Now that we have addressed some of the obstacles that must be treated when producing guidelines for consciousness, I will be defining a schema that successful criteria of consciousness, specifically AI consciousness, would be able to navigate. Successful criteria of AI consciousness must be able to:

  1. Provide an adequate and precise definition of consciousness, in alignment with the preexisting intuitive framework of consciousness.

  2. Prove that a given AI fits the definition laid out above, beyond reasonable doubt.

Why these two criteria? First, one of the main implications of consciousness, especially in the field of AI, is its ethical significance, i.e., if we were to discover that an AI was conscious, our moral responsibility towards said AI would change dramatically.

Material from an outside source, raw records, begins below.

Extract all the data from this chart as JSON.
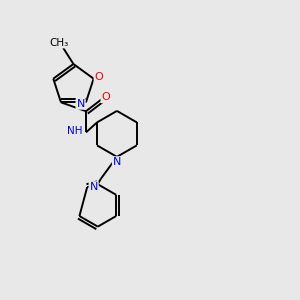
{
  "bg_color": "#e8e8e8",
  "bond_color": "#000000",
  "atom_colors": {
    "N": "#0000ff",
    "O": "#ff0000",
    "H": "#4a9090",
    "C": "#000000"
  }
}
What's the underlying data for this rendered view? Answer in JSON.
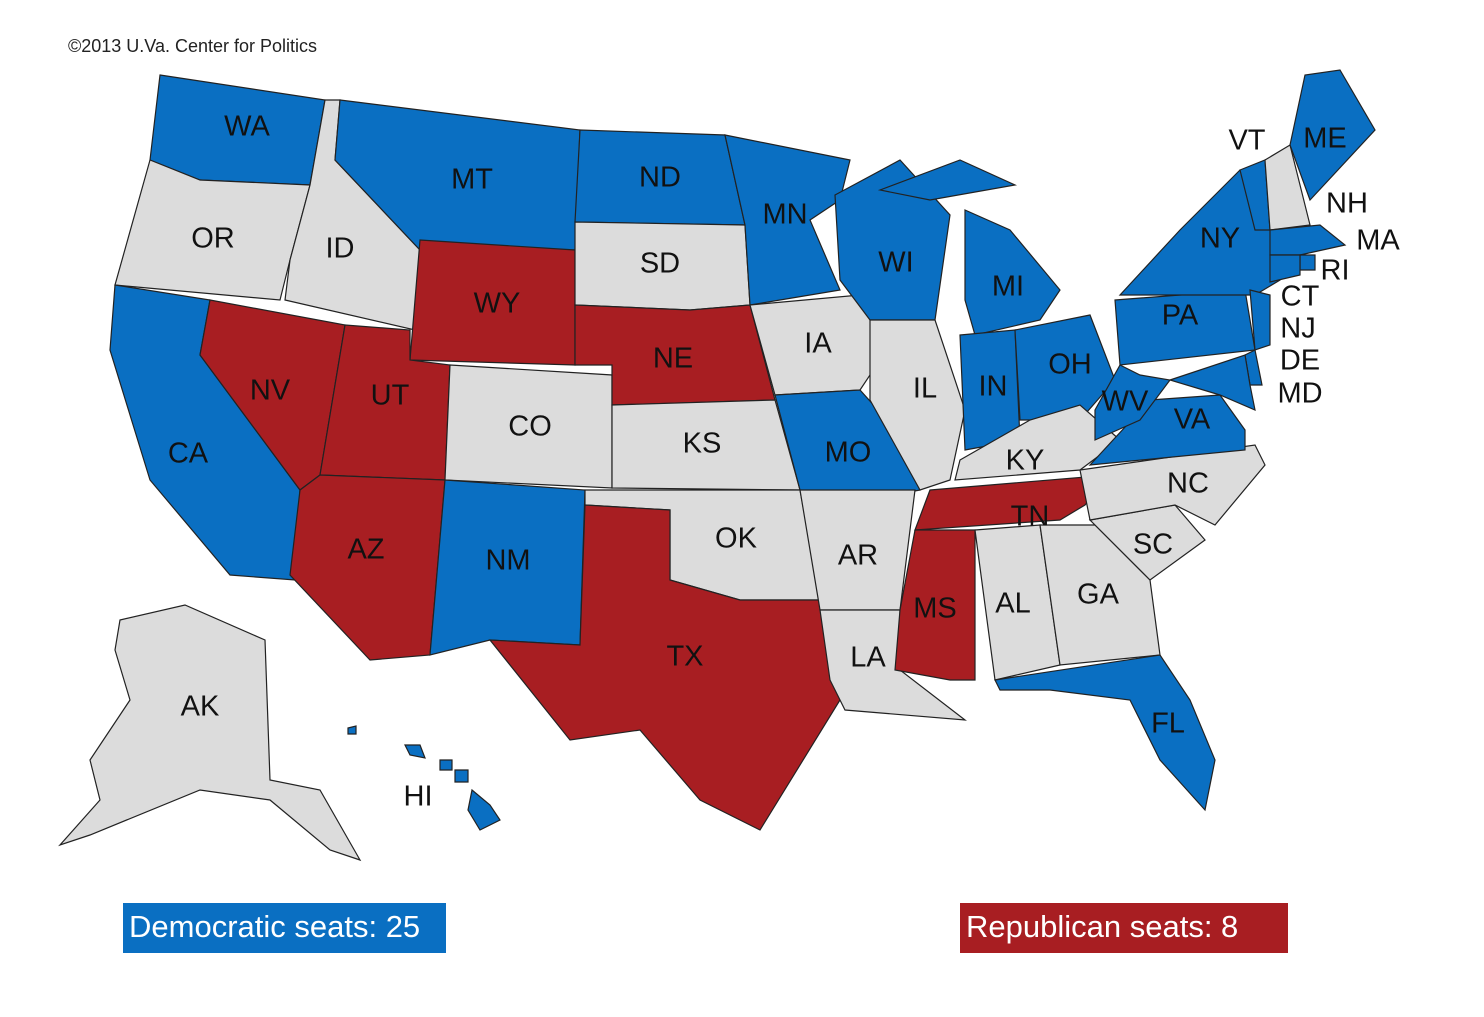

However, if some constructed criteria for consciousness were to skew our moral duty in such a way as to bring it into conflict with our moral intuitions (in the most general sense of the term), then it would be highly improbable that such a theory would be able to impose its new ethical construct in any widely accepted magnitude. Second, because of the aforementioned problems of the Chinese Room Argument, and more comprehensively, the hard problem of consciousness, any criteria of consciousness ought to have the capability of providing explanations to these problems. Although the intuitive framework utilized in (a) may not be able to solve these issues, it is the predominant framework that our moral (and legal) system is based around; therefore, the holder of the burden must be able to justify a reasonable challenge to the pre-established intuitive ethical framework.

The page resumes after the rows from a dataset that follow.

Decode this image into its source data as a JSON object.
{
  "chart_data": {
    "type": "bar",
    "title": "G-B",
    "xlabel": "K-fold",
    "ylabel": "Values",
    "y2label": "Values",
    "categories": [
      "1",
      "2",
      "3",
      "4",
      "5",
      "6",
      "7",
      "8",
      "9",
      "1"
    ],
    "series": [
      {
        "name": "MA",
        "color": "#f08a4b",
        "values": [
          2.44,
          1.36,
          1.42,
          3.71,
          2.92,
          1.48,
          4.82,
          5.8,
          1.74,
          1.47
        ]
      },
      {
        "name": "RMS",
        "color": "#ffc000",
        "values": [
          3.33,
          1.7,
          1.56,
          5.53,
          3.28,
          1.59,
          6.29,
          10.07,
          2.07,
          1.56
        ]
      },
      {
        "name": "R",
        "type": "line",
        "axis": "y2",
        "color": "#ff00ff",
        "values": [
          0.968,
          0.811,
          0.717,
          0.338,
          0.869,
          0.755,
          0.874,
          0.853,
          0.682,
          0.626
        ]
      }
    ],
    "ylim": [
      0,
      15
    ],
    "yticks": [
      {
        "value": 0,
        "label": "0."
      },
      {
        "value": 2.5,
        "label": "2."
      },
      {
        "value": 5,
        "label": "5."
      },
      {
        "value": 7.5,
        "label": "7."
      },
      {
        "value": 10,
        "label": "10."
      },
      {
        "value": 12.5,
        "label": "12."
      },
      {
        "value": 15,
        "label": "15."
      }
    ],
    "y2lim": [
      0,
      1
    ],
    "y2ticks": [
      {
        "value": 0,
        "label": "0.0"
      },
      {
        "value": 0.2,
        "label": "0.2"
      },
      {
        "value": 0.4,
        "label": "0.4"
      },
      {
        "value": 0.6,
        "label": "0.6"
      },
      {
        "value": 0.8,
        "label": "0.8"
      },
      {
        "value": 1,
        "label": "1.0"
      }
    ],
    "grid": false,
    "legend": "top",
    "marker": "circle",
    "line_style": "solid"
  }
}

Presently, Su’s criteria of consciousness fail on both accounts: it fails to provide an adequate and precise definition of consciousness able to contend with marginal cases, and regardless of whether Su’s description is accurate, it is unable to overcome the challenges described in §4. Therefore, it is unable to prove, beyond reasonable doubt, that a given AI fits any given definition of consciousness, including his own definition. 

  1. Discussion

In this paper, I investigated the argument presented by Jacob Su, where he argues that for an AI to be considered conscious, it must both be able to have subjective emotional experiences and have the ability to self-motivate. Then, I illustrated some inconsistencies and faults in the criteria by first questioning his definition of consciousness, then arguing that the criteria is based on assumed premises and is imbued with innate contradictions. Additionally, I outlined some general issues with delineating consciousness. Finally, I propose a schema for future attempts at creating any set of guidelines for categorizing consciousness, as well as establishing that Su's criteria are unable to meet the requirements specified in the schema.

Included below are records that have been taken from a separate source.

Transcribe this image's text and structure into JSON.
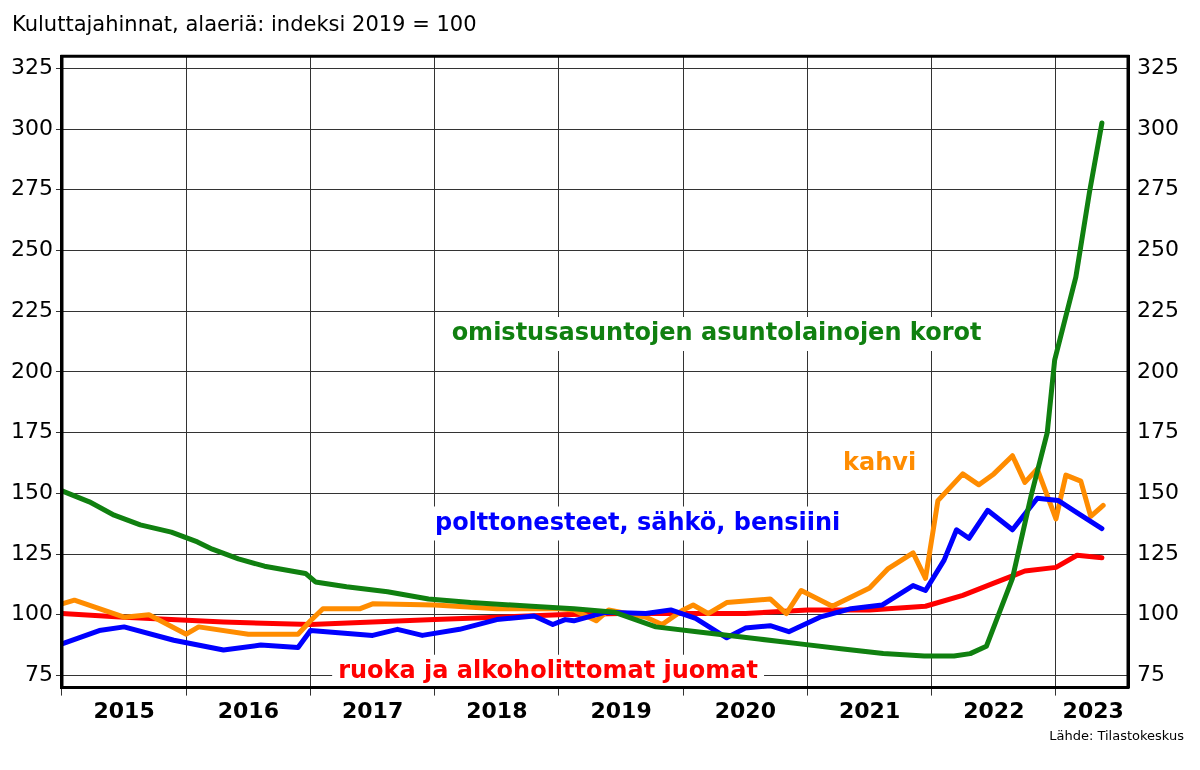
{
  "chart_data": {
    "type": "line",
    "title": "Kuluttajahinnat, alaeriä: indeksi 2019 = 100",
    "annotations": [
      "Lähde: Tilastokeskus"
    ],
    "xlim": [
      2015,
      2023.58
    ],
    "xticks": [
      {
        "value": 2015,
        "label": null
      },
      {
        "value": 2015.5,
        "label": "2015"
      },
      {
        "value": 2016,
        "label": null
      },
      {
        "value": 2016.5,
        "label": "2016"
      },
      {
        "value": 2017,
        "label": null
      },
      {
        "value": 2017.5,
        "label": "2017"
      },
      {
        "value": 2018,
        "label": null
      },
      {
        "value": 2018.5,
        "label": "2018"
      },
      {
        "value": 2019,
        "label": null
      },
      {
        "value": 2019.5,
        "label": "2019"
      },
      {
        "value": 2020,
        "label": null
      },
      {
        "value": 2020.5,
        "label": "2020"
      },
      {
        "value": 2021,
        "label": null
      },
      {
        "value": 2021.5,
        "label": "2021"
      },
      {
        "value": 2022,
        "label": null
      },
      {
        "value": 2022.5,
        "label": "2022"
      },
      {
        "value": 2023,
        "label": null
      },
      {
        "value": 2023.3,
        "label": "2023"
      }
    ],
    "ylim": [
      70,
      330
    ],
    "yticks": [
      75,
      100,
      125,
      150,
      175,
      200,
      225,
      250,
      275,
      300,
      325
    ],
    "y2lim": [
      70,
      330
    ],
    "y2ticks": [
      75,
      100,
      125,
      150,
      175,
      200,
      225,
      250,
      275,
      300,
      325
    ],
    "grid": true,
    "legend": false,
    "marker": "none",
    "line_style": "solid",
    "series": [
      {
        "name": "omistusasuntojen asuntolainojen korot",
        "color": "#108010",
        "x": [
          2015.0,
          2015.22,
          2015.42,
          2015.63,
          2015.88,
          2016.09,
          2016.21,
          2016.42,
          2016.63,
          2016.96,
          2017.04,
          2017.29,
          2017.62,
          2017.95,
          2018.29,
          2018.78,
          2019.12,
          2019.45,
          2019.78,
          2020.11,
          2020.61,
          2020.94,
          2021.27,
          2021.61,
          2021.94,
          2022.18,
          2022.31,
          2022.44,
          2022.65,
          2022.8,
          2022.93,
          2022.99,
          2023.16,
          2023.27,
          2023.37
        ],
        "values": [
          151,
          146.5,
          141,
          137,
          134,
          130,
          127,
          123,
          120,
          117,
          113.5,
          111.5,
          109.5,
          106.5,
          105,
          103.5,
          102.5,
          101,
          95,
          93,
          90,
          88,
          86,
          84,
          83,
          83,
          84,
          87,
          115,
          149,
          175,
          205,
          239,
          274,
          302.5
        ]
      },
      {
        "name": "polttonesteet, sähkö, bensiini",
        "color": "#0000ff",
        "x": [
          2015.0,
          2015.3,
          2015.5,
          2015.9,
          2016.3,
          2016.6,
          2016.9,
          2017.0,
          2017.5,
          2017.7,
          2017.9,
          2018.2,
          2018.5,
          2018.8,
          2018.95,
          2019.05,
          2019.12,
          2019.37,
          2019.7,
          2019.9,
          2020.1,
          2020.35,
          2020.5,
          2020.7,
          2020.85,
          2021.1,
          2021.35,
          2021.6,
          2021.85,
          2021.95,
          2022.1,
          2022.2,
          2022.3,
          2022.45,
          2022.65,
          2022.85,
          2023.02,
          2023.2,
          2023.37
        ],
        "values": [
          88,
          93.5,
          95,
          89.5,
          85.5,
          87.5,
          86.5,
          93.5,
          91.5,
          94,
          91.5,
          94,
          98,
          99.5,
          96,
          98,
          97.5,
          101,
          100.5,
          102,
          98.5,
          90.5,
          94.5,
          95.5,
          93,
          99,
          102.5,
          104,
          112,
          110,
          122.5,
          135,
          131.5,
          143,
          135,
          148,
          147,
          141,
          135.5
        ]
      },
      {
        "name": "kahvi",
        "color": "#ff8c00",
        "x": [
          2015.0,
          2015.1,
          2015.3,
          2015.5,
          2015.7,
          2016.0,
          2016.1,
          2016.5,
          2016.9,
          2017.0,
          2017.1,
          2017.4,
          2017.5,
          2018.0,
          2018.5,
          2019.0,
          2019.12,
          2019.3,
          2019.4,
          2019.7,
          2019.83,
          2020.0,
          2020.08,
          2020.2,
          2020.35,
          2020.7,
          2020.83,
          2020.95,
          2021.2,
          2021.5,
          2021.65,
          2021.85,
          2021.95,
          2022.05,
          2022.25,
          2022.38,
          2022.5,
          2022.65,
          2022.75,
          2022.85,
          2023.0,
          2023.08,
          2023.2,
          2023.28,
          2023.38
        ],
        "values": [
          104.5,
          106,
          102.5,
          99,
          100,
          92,
          95,
          92,
          92,
          97.5,
          102.5,
          102.5,
          104.5,
          104,
          102.5,
          102.5,
          102,
          97.5,
          102,
          99,
          96,
          102,
          104,
          100.5,
          105,
          106.5,
          100.5,
          110,
          103.5,
          111,
          119,
          125.5,
          115,
          147,
          158,
          153.5,
          158,
          165.5,
          154.5,
          160,
          139.5,
          157.5,
          155,
          140.5,
          145
        ]
      },
      {
        "name": "ruoka ja alkoholittomat juomat",
        "color": "#ff0000",
        "x": [
          2015.0,
          2015.5,
          2016.3,
          2017.0,
          2017.5,
          2018.0,
          2018.5,
          2019.0,
          2019.5,
          2020.5,
          2021.0,
          2021.5,
          2021.95,
          2022.25,
          2022.5,
          2022.75,
          2023.0,
          2023.17,
          2023.37
        ],
        "values": [
          100.5,
          99,
          97,
          96,
          97,
          98,
          99,
          100,
          100.5,
          100.5,
          102,
          102,
          103.5,
          108,
          113,
          118,
          119.5,
          124.5,
          123.5
        ]
      }
    ]
  }
}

While I consider Su’s attempt at defining consciousness to be flawed, it also informs future endeavors into the philosophy of mind, allowing for the construction of more sophisticated theories of consciousness. Undoubtedly, then, a question that must be addressed when studying consciousness is such an endeavor’s ultimate purpose. If AI can emulate the outward behavior of conscious being to an advanced degree, on a practical level, there would be seldom a difference between some “truly” conscious being and some “pseudo-conscious” being. Alarmingly, AI-created content is becoming progressively more difficult to identify as technology advances (Casal & Kessler, 2023; Fleckenstein et al., 2024; Pocol et al., 2024). This begs the question: what continues to justify a search for the “true nature of consciousness?”